Karena itu, Sekda menilai penguatan kolaborasi lintas sektor menjadi kunci dalam meningkatkan kualitas layanan kesehatan jiwa di Kalimantan Selatan.
Sinergi tersebut melibatkan berbagai pihak, mulai dari Biro Kesra, Dinas Kesehatan, Dinas Sosial, Bappeda, Dinas Pendidikan, Kementerian Agama, Rumah Sakit Jiwa, BPJS Kesehatan, Badan Narkotika Nasional (BNN), Tim Penggerak PKK, organisasi profesi, pemerintah kabupaten/kota, hingga para pemangku kepentingan lainnya.
Melalui rapat koordinasi ini, pemerintah berharap seluruh pihak memiliki kesamaan persepsi, pembagian peran yang jelas, serta menyusun langkah-langkah strategis yang dapat diterapkan secara terpadu di seluruh kabupaten dan kota di Kalimantan Selatan.

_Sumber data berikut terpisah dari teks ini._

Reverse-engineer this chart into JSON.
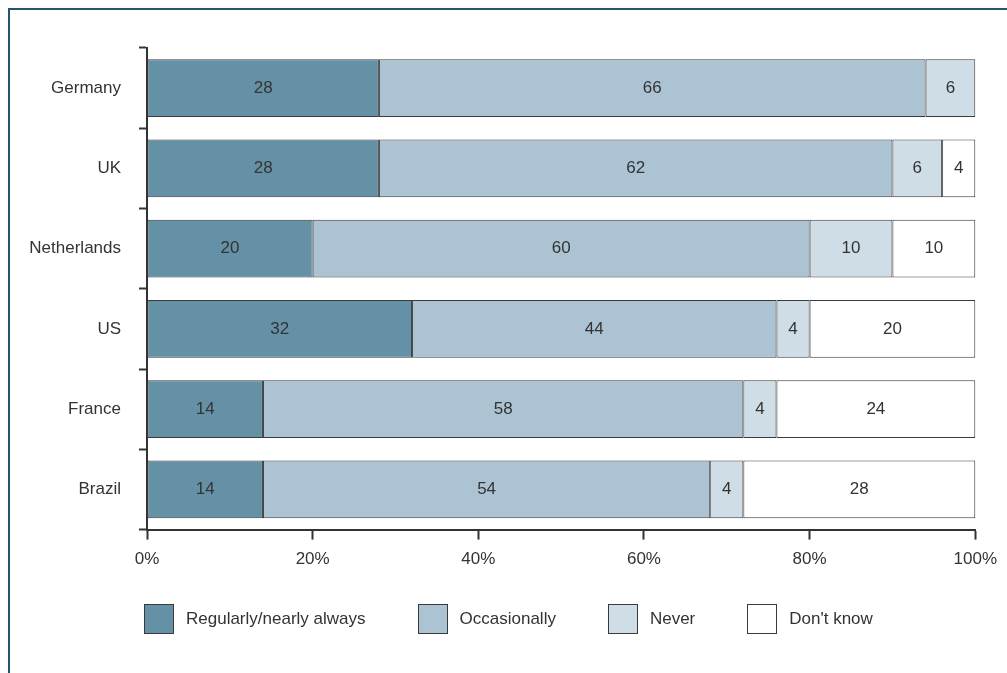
{
  "chart_data": {
    "type": "bar",
    "orientation": "horizontal",
    "stacked": true,
    "categories": [
      "Germany",
      "UK",
      "Netherlands",
      "US",
      "France",
      "Brazil"
    ],
    "series": [
      {
        "name": "Regularly/nearly always",
        "color": "#6591a7",
        "values": [
          28,
          28,
          20,
          32,
          14,
          14
        ],
        "value_labels": [
          "28",
          "28",
          "20",
          "32",
          "14",
          "14"
        ]
      },
      {
        "name": "Occasionally",
        "color": "#abc3d2",
        "values": [
          66,
          62,
          60,
          44,
          58,
          54
        ],
        "value_labels": [
          "66",
          "62",
          "60",
          "44",
          "58",
          "54"
        ]
      },
      {
        "name": "Never",
        "color": "#cfdde6",
        "values": [
          6,
          6,
          10,
          4,
          4,
          4
        ],
        "value_labels": [
          "6",
          "6",
          "10",
          "4",
          "4",
          "4"
        ]
      },
      {
        "name": "Don't know",
        "color": "#ffffff",
        "values": [
          0,
          4,
          10,
          20,
          24,
          28
        ],
        "value_labels": [
          null,
          "4",
          "10",
          "20",
          "24",
          "28"
        ]
      }
    ],
    "xlim": [
      0,
      100
    ],
    "xticks": [
      {
        "value": 0,
        "label": "0%"
      },
      {
        "value": 20,
        "label": "20%"
      },
      {
        "value": 40,
        "label": "40%"
      },
      {
        "value": 60,
        "label": "60%"
      },
      {
        "value": 80,
        "label": "80%"
      },
      {
        "value": 100,
        "label": "100%"
      }
    ],
    "legend": "bottom"
  }
}
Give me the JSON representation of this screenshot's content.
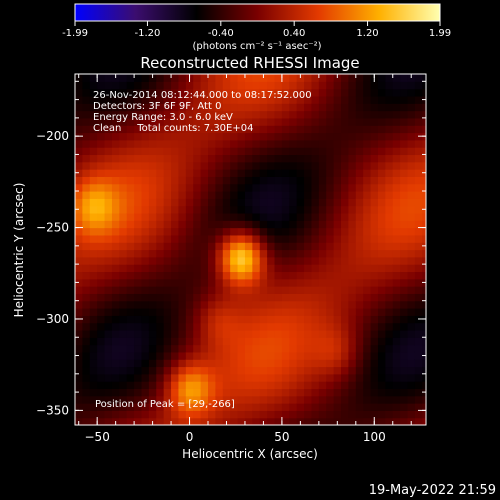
{
  "colorbar": {
    "tick_labels": [
      "-1.99",
      "-1.20",
      "-0.40",
      "0.40",
      "1.20",
      "1.99"
    ],
    "unit_label": "(photons cm⁻² s⁻¹ asec⁻²)",
    "range": [
      -1.99,
      1.99
    ],
    "colormap": [
      "#0000ff",
      "#3b0d6e",
      "#000000",
      "#7a0000",
      "#e33a00",
      "#ffb000",
      "#ffffb0"
    ]
  },
  "chart_data": {
    "type": "heatmap",
    "title": "Reconstructed RHESSI Image",
    "xlabel": "Heliocentric X (arcsec)",
    "ylabel": "Heliocentric Y (arcsec)",
    "xlim": [
      -62,
      128
    ],
    "ylim": [
      -358,
      -166
    ],
    "xticks": [
      -50,
      0,
      50,
      100
    ],
    "yticks": [
      -350,
      -300,
      -250,
      -200
    ],
    "xtick_labels": [
      "−50",
      "0",
      "50",
      "100"
    ],
    "ytick_labels": [
      "−350",
      "−300",
      "−250",
      "−200"
    ],
    "peak": [
      29,
      -266
    ],
    "blobs": [
      {
        "x": 28,
        "y": -266,
        "value": 1.99
      },
      {
        "x": 0,
        "y": -338,
        "value": 1.1
      },
      {
        "x": -52,
        "y": -238,
        "value": 0.75
      },
      {
        "x": 80,
        "y": -318,
        "value": 0.45
      },
      {
        "x": 15,
        "y": -300,
        "value": 0.4
      }
    ],
    "annotations": [
      "26-Nov-2014 08:12:44.000 to 08:17:52.000",
      "Detectors: 3F 6F 9F, Att 0",
      "Energy Range: 3.0 - 6.0 keV",
      "Clean     Total counts: 7.30E+04"
    ],
    "peak_label": "Position of Peak = [29,-266]"
  },
  "footer": {
    "timestamp": "19-May-2022 21:59"
  }
}
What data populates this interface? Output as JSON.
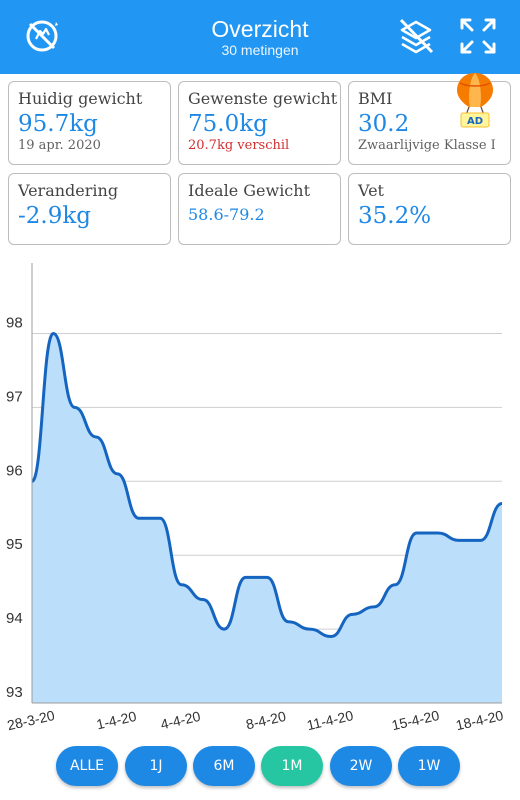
{
  "header": {
    "title": "Overzicht",
    "subtitle": "30 metingen",
    "left_icon": "no-hand-icon",
    "right_icons": [
      "hide-layers-icon",
      "fullscreen-icon"
    ]
  },
  "cards": {
    "current": {
      "label": "Huidig gewicht",
      "value": "95.7kg",
      "sub": "19 apr. 2020"
    },
    "target": {
      "label": "Gewenste gewicht",
      "value": "75.0kg",
      "sub": "20.7kg verschil"
    },
    "bmi": {
      "label": "BMI",
      "value": "30.2",
      "sub": "Zwaarlijvige Klasse I"
    },
    "change": {
      "label": "Verandering",
      "value": "-2.9kg"
    },
    "ideal": {
      "label": "Ideale Gewicht",
      "value": "58.6-79.2"
    },
    "fat": {
      "label": "Vet",
      "value": "35.2%"
    }
  },
  "ad_badge": {
    "text": "AD",
    "icon": "hot-air-balloon-icon"
  },
  "chart_data": {
    "type": "area",
    "x": [
      "28-3-20",
      "29-3-20",
      "30-3-20",
      "31-3-20",
      "1-4-20",
      "2-4-20",
      "3-4-20",
      "4-4-20",
      "5-4-20",
      "6-4-20",
      "7-4-20",
      "8-4-20",
      "9-4-20",
      "10-4-20",
      "11-4-20",
      "12-4-20",
      "13-4-20",
      "14-4-20",
      "15-4-20",
      "16-4-20",
      "17-4-20",
      "18-4-20",
      "19-4-20"
    ],
    "values": [
      96.0,
      98.0,
      97.0,
      96.6,
      96.1,
      95.5,
      95.5,
      94.6,
      94.4,
      94.0,
      94.7,
      94.7,
      94.1,
      94.0,
      93.9,
      94.2,
      94.3,
      94.6,
      95.3,
      95.3,
      95.2,
      95.2,
      95.7
    ],
    "xticks": [
      "28-3-20",
      "1-4-20",
      "4-4-20",
      "8-4-20",
      "11-4-20",
      "15-4-20",
      "18-4-20"
    ],
    "yticks": [
      93,
      94,
      95,
      96,
      97,
      98
    ],
    "ylim": [
      93,
      98.9
    ],
    "grid": true,
    "line_color": "#1565c0",
    "fill_color": "#bbdefb"
  },
  "ranges": {
    "items": [
      "ALLE",
      "1J",
      "6M",
      "1M",
      "2W",
      "1W"
    ],
    "active": "1M"
  }
}
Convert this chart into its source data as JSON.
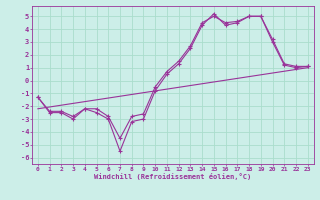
{
  "xlabel": "Windchill (Refroidissement éolien,°C)",
  "background_color": "#cceee8",
  "grid_color": "#aaddcc",
  "line_color": "#993399",
  "xlim": [
    -0.5,
    23.5
  ],
  "ylim": [
    -6.5,
    5.8
  ],
  "yticks": [
    -6,
    -5,
    -4,
    -3,
    -2,
    -1,
    0,
    1,
    2,
    3,
    4,
    5
  ],
  "xticks": [
    0,
    1,
    2,
    3,
    4,
    5,
    6,
    7,
    8,
    9,
    10,
    11,
    12,
    13,
    14,
    15,
    16,
    17,
    18,
    19,
    20,
    21,
    22,
    23
  ],
  "line1_x": [
    0,
    1,
    2,
    3,
    4,
    5,
    6,
    7,
    8,
    9,
    10,
    11,
    12,
    13,
    14,
    15,
    16,
    17,
    18,
    19,
    20,
    21,
    22,
    23
  ],
  "line1_y": [
    -1.3,
    -2.5,
    -2.5,
    -3.0,
    -2.2,
    -2.5,
    -3.0,
    -5.5,
    -3.2,
    -3.0,
    -0.8,
    0.5,
    1.3,
    2.5,
    4.3,
    5.2,
    4.3,
    4.5,
    5.0,
    5.0,
    3.0,
    1.2,
    1.0,
    1.1
  ],
  "line2_x": [
    0,
    1,
    2,
    3,
    4,
    5,
    6,
    7,
    8,
    9,
    10,
    11,
    12,
    13,
    14,
    15,
    16,
    17,
    18,
    19,
    20,
    21,
    22,
    23
  ],
  "line2_y": [
    -1.3,
    -2.4,
    -2.4,
    -2.8,
    -2.2,
    -2.2,
    -2.8,
    -4.5,
    -2.8,
    -2.6,
    -0.5,
    0.7,
    1.5,
    2.7,
    4.5,
    5.0,
    4.5,
    4.6,
    5.0,
    5.0,
    3.2,
    1.3,
    1.1,
    1.1
  ],
  "trend_x": [
    0,
    23
  ],
  "trend_y": [
    -2.2,
    1.0
  ]
}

Selain menjadi forum koordinasi, kegiatan ini juga diharapkan menjadi wadah berbagi pengalaman, mengidentifikasi berbagai tantangan di lapangan, serta merumuskan solusi konkret untuk memperkuat pelayanan kesehatan jiwa di daerah.
“Apabila seluruh unsur pemerintah dan masyarakat dapat bekerja secara kolaboratif, maka cita-cita mewujudkan masyarakat Kalimantan Selatan yang sehat, inklusif, produktif, dan sejahtera akan semakin mudah kita capai,” demikian pesan Sekretaris Daerah Provinsi Kalimantan Selatan yang dibacakan Fahrurazi.